When the following redox equation is balanced with smallest whole number coefficients, the coefficient for Sn(OH)3– will be _____. Bi(OH)3(s) + Sn(OH)3–(aq) → Sn(OH)62–(aq) + Bi(s) (basic solution)

Answer 1

Answer:

The coefficient of $Sn(OH)_3^{-}$ is 3 in the balanced redox reaction.

Explanation:

Oxidation reaction is defined as the chemical reaction in which an atom loses its electrons. The oxidation number of the atom gets increased during this reaction.

$X\rightarrow X^{n+}+ne^-$

Reduction reaction is defined as the chemical reaction in which an atom gains electrons. The oxidation number of the atom gets reduced during this reaction.

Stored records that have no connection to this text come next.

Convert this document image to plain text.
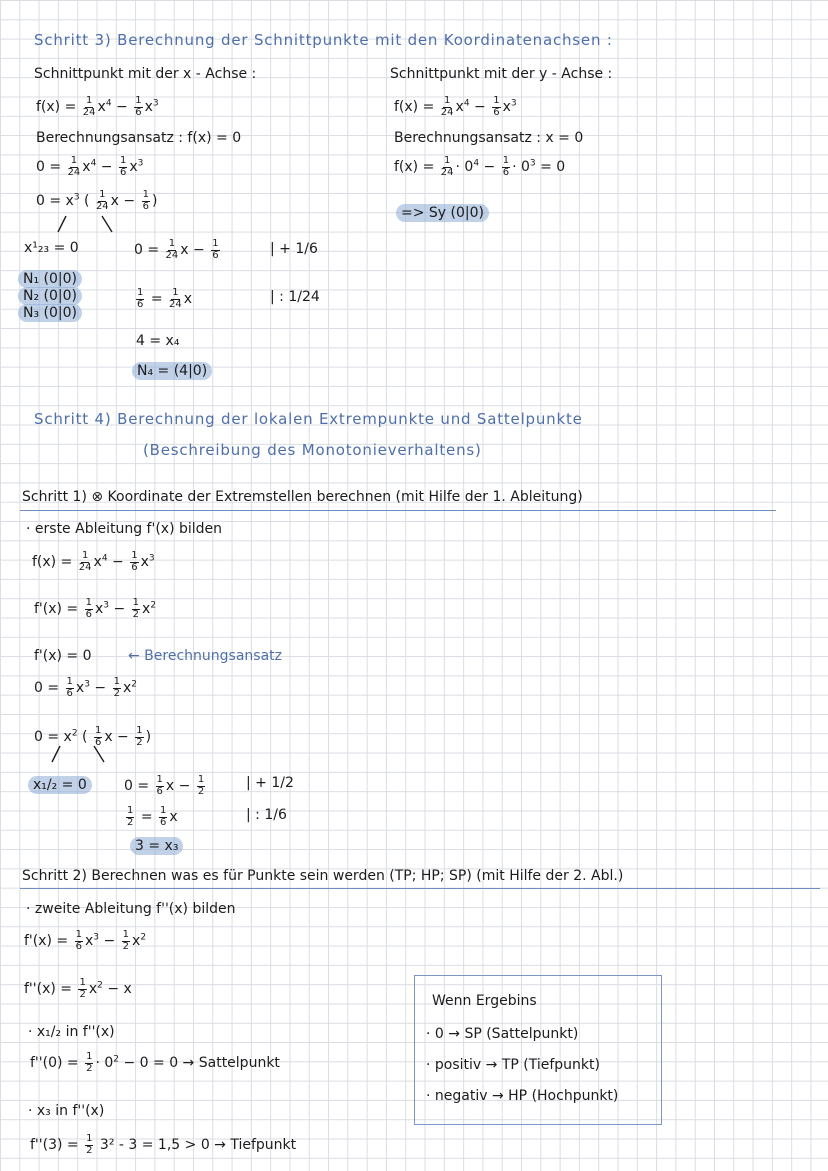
Schritt 3) Berechnung der Schnittpunkte mit den Koordinatenachsen :
Schnittpunkt mit der x - Achse :	Schnittpunkt mit der y - Achse :
$f(x) = \frac{1}{24} x^4 - \frac{1}{6} x^3$	$f(x) = \frac{1}{24} x^4 - \frac{1}{6} x^3$
Berechnungsansatz : f(x) = 0	Berechnungsansatz : x = 0
$0 = \frac{1}{24} x^4 - \frac{1}{6} x^3$	$f(x) = \frac{1}{24} \cdot 0^4 - \frac{1}{6} \cdot 0^3 = 0$
$0 = x^3$ ( $\frac{1}{24}$ $x - \frac{1}{6}$ )
=> Sy (0|0)
x¹₂₃ = 0	$0 = \frac{1}{24}$ $x - \frac{1}{6}$	| + 1/6
N₁ (0|0)
N₂ (0|0)
N₃ (0|0)
$\frac{1}{6} = \frac{1}{24}$ x	| : 1/24
4 = x₄
N₄ = (4|0)
Schritt 4) Berechnung der lokalen Extrempunkte und Sattelpunkte
(Beschreibung des Monotonieverhaltens)
Schritt 1) ⊗ Koordinate der Extremstellen berechnen (mit Hilfe der 1. Ableitung)
· erste Ableitung f'(x) bilden
$f(x) = \frac{1}{24} x^4 - \frac{1}{6} x^3$
$f'(x) = \frac{1}{6} x^3 - \frac{1}{2} x^2$
f'(x) = 0	← Berechnungsansatz
$0 = \frac{1}{6} x^3 - \frac{1}{2} x^2$
$0 = x^2$ ( $\frac{1}{6}$ $x - \frac{1}{2}$ )
x₁/₂ = 0	$0 = \frac{1}{6}$ $x - \frac{1}{2}$	| + 1/2
$\frac{1}{2} = \frac{1}{6}$ x	| : 1/6
3 = x₃
Schritt 2) Berechnen was es für Punkte sein werden (TP; HP; SP) (mit Hilfe der 2. Abl.)
· zweite Ableitung f''(x) bilden
$f'(x) = \frac{1}{6} x^3 - \frac{1}{2} x^2$
$f''(x) = \frac{1}{2} x^2 - x$
· x₁/₂ in f''(x)
$f''(0) = \frac{1}{2} \cdot 0^2 - 0 = 0$ → Sattelpunkt
· x₃ in f''(x)
$f''(3) = \frac{1}{2} 3^2 - 3 = 1,5 > 0$ → Tiefpunkt
Wenn Ergebins
· 0 → SP (Sattelpunkt)
· positiv → TP (Tiefpunkt)
· negativ → HP (Hochpunkt)
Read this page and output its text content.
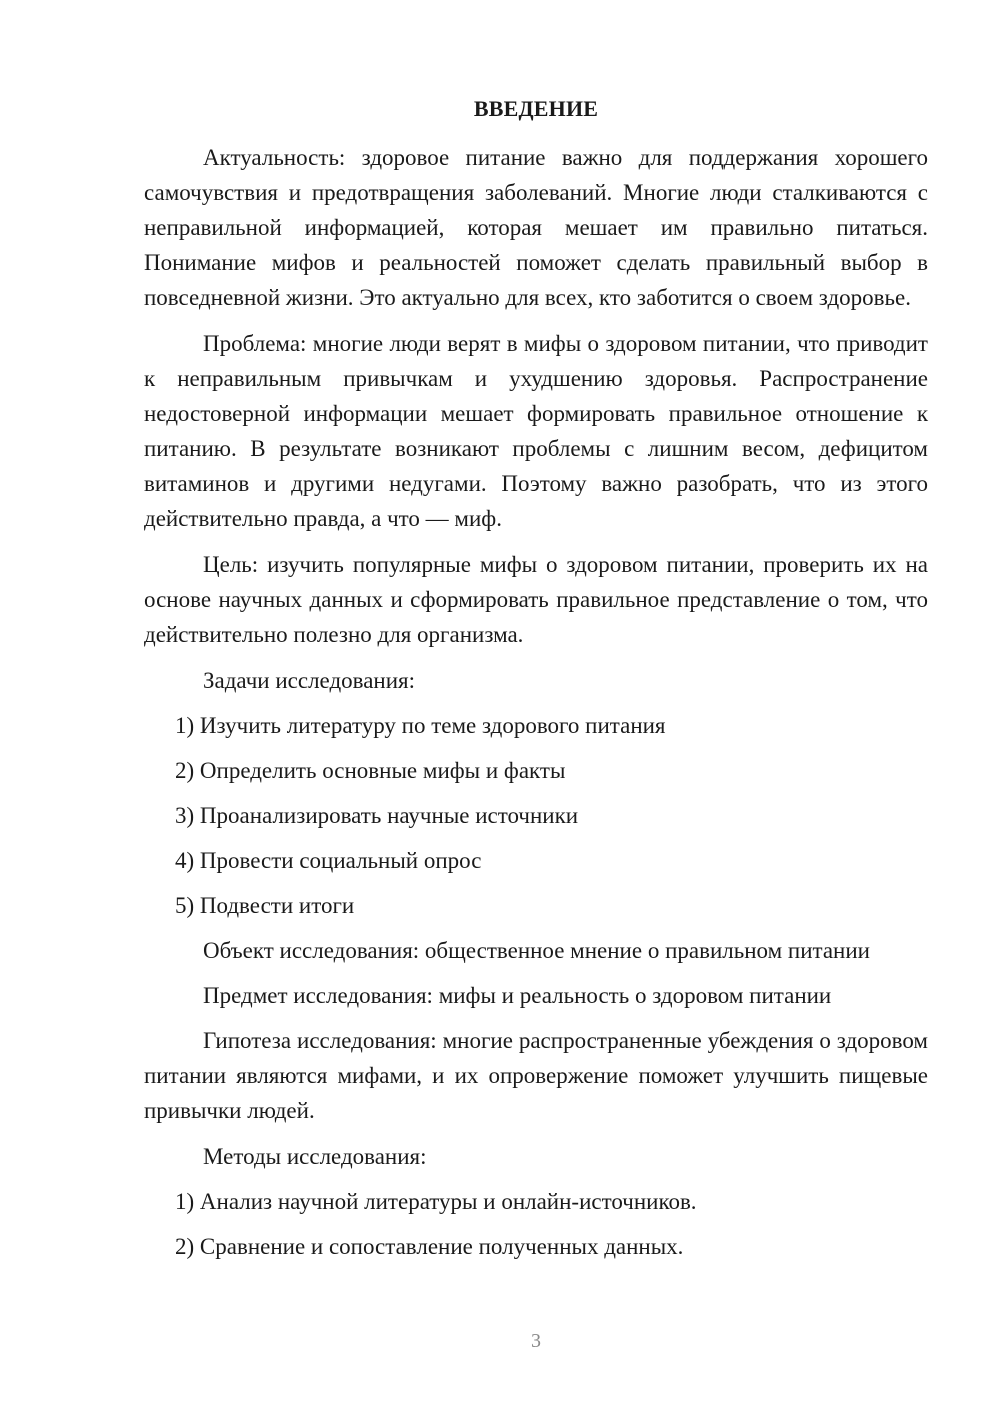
ВВЕДЕНИЕ

Актуальность: здоровое питание важно для поддержания хорошего самочувствия и предотвращения заболеваний. Многие люди сталкиваются с неправильной информацией, которая мешает им правильно питаться. Понимание мифов и реальностей поможет сделать правильный выбор в повседневной жизни. Это актуально для всех, кто заботится о своем здоровье.

Проблема: многие люди верят в мифы о здоровом питании, что приводит к неправильным привычкам и ухудшению здоровья. Распространение недостоверной информации мешает формировать правильное отношение к питанию. В результате возникают проблемы с лишним весом, дефицитом витаминов и другими недугами. Поэтому важно разобрать, что из этого действительно правда, а что — миф.

Цель: изучить популярные мифы о здоровом питании, проверить их на основе научных данных и сформировать правильное представление о том, что действительно полезно для организма.

Задачи исследования:
1) Изучить литературу по теме здорового питания
2) Определить основные мифы и факты
3) Проанализировать научные источники
4) Провести социальный опрос
5) Подвести итоги
Объект исследования: общественное мнение о правильном питании
Предмет исследования: мифы и реальность о здоровом питании

Гипотеза исследования: многие распространенные убеждения о здоровом питании являются мифами, и их опровержение поможет улучшить пищевые привычки людей.

Методы исследования:
1) Анализ научной литературы и онлайн-источников.
2) Сравнение и сопоставление полученных данных.
3
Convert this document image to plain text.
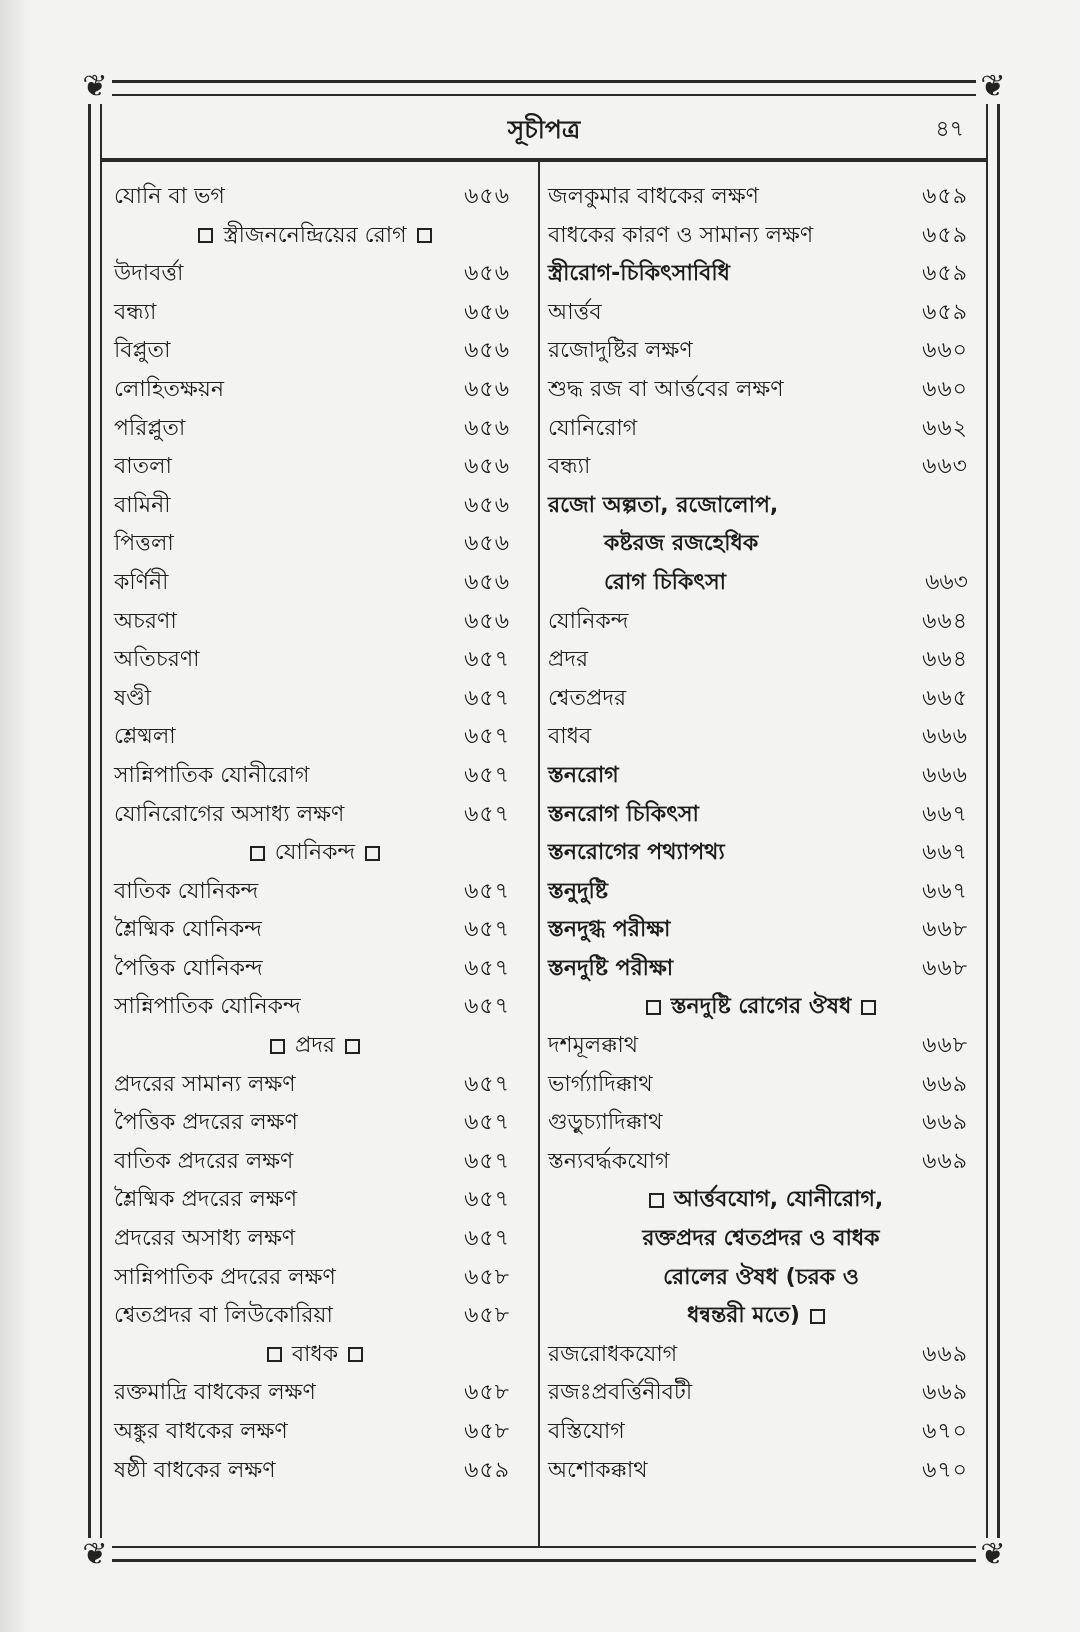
❦	❦
❦	❦
সূচীপত্র	৪৭
যোনি বা ভগ	৬৫৬
স্ত্রীজননেন্দ্রিয়ের রোগ
উদাবর্ত্তা	৬৫৬
বন্ধ্যা	৬৫৬
বিপ্লুতা	৬৫৬
লোহিতক্ষয়ন	৬৫৬
পরিপ্লুতা	৬৫৬
বাতলা	৬৫৬
বামিনী	৬৫৬
পিত্তলা	৬৫৬
কর্ণিনী	৬৫৬
অচরণা	৬৫৬
অতিচরণা	৬৫৭
ষণ্ডী	৬৫৭
শ্লেষ্মলা	৬৫৭
সান্নিপাতিক যোনীরোগ	৬৫৭
যোনিরোগের অসাধ্য লক্ষণ	৬৫৭
যোনিকন্দ
বাতিক যোনিকন্দ	৬৫৭
শ্লৈষ্মিক যোনিকন্দ	৬৫৭
পৈত্তিক যোনিকন্দ	৬৫৭
সান্নিপাতিক যোনিকন্দ	৬৫৭
প্রদর
প্রদরের সামান্য লক্ষণ	৬৫৭
পৈত্তিক প্রদরের লক্ষণ	৬৫৭
বাতিক প্রদরের লক্ষণ	৬৫৭
শ্লৈষ্মিক প্রদরের লক্ষণ	৬৫৭
প্রদরের অসাধ্য লক্ষণ	৬৫৭
সান্নিপাতিক প্রদরের লক্ষণ	৬৫৮
শ্বেতপ্রদর বা লিউকোরিয়া	৬৫৮
বাধক
রক্তমাদ্রি বাধকের লক্ষণ	৬৫৮
অঙ্কুর বাধকের লক্ষণ	৬৫৮
ষষ্ঠী বাধকের লক্ষণ	৬৫৯
জলকুমার বাধকের লক্ষণ	৬৫৯
বাধকের কারণ ও সামান্য লক্ষণ	৬৫৯
স্ত্রীরোগ-চিকিৎসাবিধি	৬৫৯
আর্ত্তব	৬৫৯
রজোদুষ্টির লক্ষণ	৬৬০
শুদ্ধ রজ বা আর্ত্তবের লক্ষণ	৬৬০
যোনিরোগ	৬৬২
বন্ধ্যা	৬৬৩
রজো অল্পতা, রজোলোপ,
কষ্টরজ রজহেধিক
রোগ চিকিৎসা	৬৬৩
যোনিকন্দ	৬৬৪
প্রদর	৬৬৪
শ্বেতপ্রদর	৬৬৫
বাধব	৬৬৬
স্তনরোগ	৬৬৬
স্তনরোগ চিকিৎসা	৬৬৭
স্তনরোগের পথ্যাপথ্য	৬৬৭
স্তনুদুষ্টি	৬৬৭
স্তনদুগ্ধ পরীক্ষা	৬৬৮
স্তনদুষ্টি পরীক্ষা	৬৬৮
স্তনদুষ্টি রোগের ঔষধ
দশমূলক্কাথ	৬৬৮
ভার্গ্যাদিক্কাথ	৬৬৯
গুড়ুচ্যাদিক্কাথ	৬৬৯
স্তন্যবর্দ্ধকযোগ	৬৬৯
আর্ত্তবযোগ, যোনীরোগ,
রক্তপ্রদর শ্বেতপ্রদর ও বাধক
রোলের ঔষধ (চরক ও
ধন্বন্তরী মতে)
রজরোধকযোগ	৬৬৯
রজঃপ্রবর্ত্তিনীবটী	৬৬৯
বস্তিযোগ	৬৭০
অশোকক্কাথ	৬৭০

$X^{n+}+ne^-\rightarrow X$

For the given chemical reaction:

$Bi(OH)_3+Sn(OH)_3^{-}\rightarrow Sn(OH)6^{2-}+Bi$

The half cell reactions for the above reaction follows:

Oxidation half reaction:  $Sn(OH)_3^{-}+3OH^-\rightarrow Sn(OH)6^{2-}+2e^-$

Reduction half reaction:  $Bi(OH)_3+3e^-\rightarrow Bi+3OH^-$

To balance the oxidation half reaction must be multiplied by 3 and reduction half reaction must be multiplied by 2 thus, the balanced equation is:-

$3Sn(OH)_3^{-}+3OH^-+2Bi(OH)_3\rightarrow 3Sn(OH)6^{2-}+2Bi$

The coefficient of $Sn(OH)_3^{-}$ is 3 in the balanced redox reaction.